Martin Luther King Jr. Middle School in Berkeley, California, plowed new ground in education when it started the Edible Schoolyard, a project that integrates organic gardening, harvesting, cooking, and eating into its academic curriculum. Since 1996, students have planted and tended vegetables in the 'garden classroom,'then prepared and ate them in the 'kitchen classroom.'The school grounds include a flower and herb bed, an outdoor bread oven, and olive, fig, and citrus trees. The goals? To help students awaken their senses, eat well, and gain a better sense of personal and social responsibility as well as stewardship of the land.

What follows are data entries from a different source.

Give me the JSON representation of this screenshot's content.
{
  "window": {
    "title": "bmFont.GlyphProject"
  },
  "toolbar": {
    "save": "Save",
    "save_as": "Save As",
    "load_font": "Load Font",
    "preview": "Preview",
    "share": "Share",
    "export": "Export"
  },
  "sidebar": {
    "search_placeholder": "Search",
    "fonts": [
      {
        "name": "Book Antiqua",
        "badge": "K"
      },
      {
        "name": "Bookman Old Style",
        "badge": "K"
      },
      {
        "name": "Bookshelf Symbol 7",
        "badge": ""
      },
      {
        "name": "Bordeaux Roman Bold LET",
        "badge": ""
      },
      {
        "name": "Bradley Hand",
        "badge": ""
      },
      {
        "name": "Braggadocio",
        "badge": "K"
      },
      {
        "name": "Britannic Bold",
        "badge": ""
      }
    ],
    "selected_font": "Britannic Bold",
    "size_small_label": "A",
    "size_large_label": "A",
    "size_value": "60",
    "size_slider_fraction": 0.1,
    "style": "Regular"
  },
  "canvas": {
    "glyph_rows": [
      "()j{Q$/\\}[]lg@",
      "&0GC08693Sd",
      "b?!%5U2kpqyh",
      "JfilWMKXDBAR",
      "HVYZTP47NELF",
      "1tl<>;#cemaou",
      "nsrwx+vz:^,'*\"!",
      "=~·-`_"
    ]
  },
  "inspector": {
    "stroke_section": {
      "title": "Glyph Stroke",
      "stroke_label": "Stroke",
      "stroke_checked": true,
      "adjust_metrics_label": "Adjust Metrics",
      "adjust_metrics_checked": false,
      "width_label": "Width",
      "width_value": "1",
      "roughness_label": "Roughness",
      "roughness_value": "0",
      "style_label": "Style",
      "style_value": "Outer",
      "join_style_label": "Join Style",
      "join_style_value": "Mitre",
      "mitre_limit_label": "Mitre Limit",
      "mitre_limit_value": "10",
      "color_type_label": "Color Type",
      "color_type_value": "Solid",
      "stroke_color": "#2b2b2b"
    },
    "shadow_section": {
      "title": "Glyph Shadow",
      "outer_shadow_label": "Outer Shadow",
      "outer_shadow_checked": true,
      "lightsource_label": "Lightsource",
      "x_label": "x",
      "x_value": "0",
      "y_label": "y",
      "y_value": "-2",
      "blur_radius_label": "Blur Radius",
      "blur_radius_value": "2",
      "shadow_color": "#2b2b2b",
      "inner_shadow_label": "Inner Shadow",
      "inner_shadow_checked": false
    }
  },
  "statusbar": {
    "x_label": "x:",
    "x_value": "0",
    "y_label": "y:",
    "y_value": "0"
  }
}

Alice Waters--founder of Berkeley's Chez Panisse restaurant, a former Montessori teacher, and a neighbor of the school--helped found the Edible Schoolyard. 'Ultimately I want our garden project to be the school lunch program at King,'Waters says. 'If something like this could be institutionalized in other schools--if you could have a curriculum that taught children these essential values--it could change the world.'

The folks at the Edible Schoolyard take calls from teachers and principals around the world asking for advice on how to make their own schoolyards more digestible. And gardens are showing up in schools across the country. Since California state superintendent of public instruction Delaine Eastin launched the School Garden Project four years ago, 1,600 school gardens have already been planted in the state. Eastin hopes eventually to have gardens in all of California's 8,000 schools.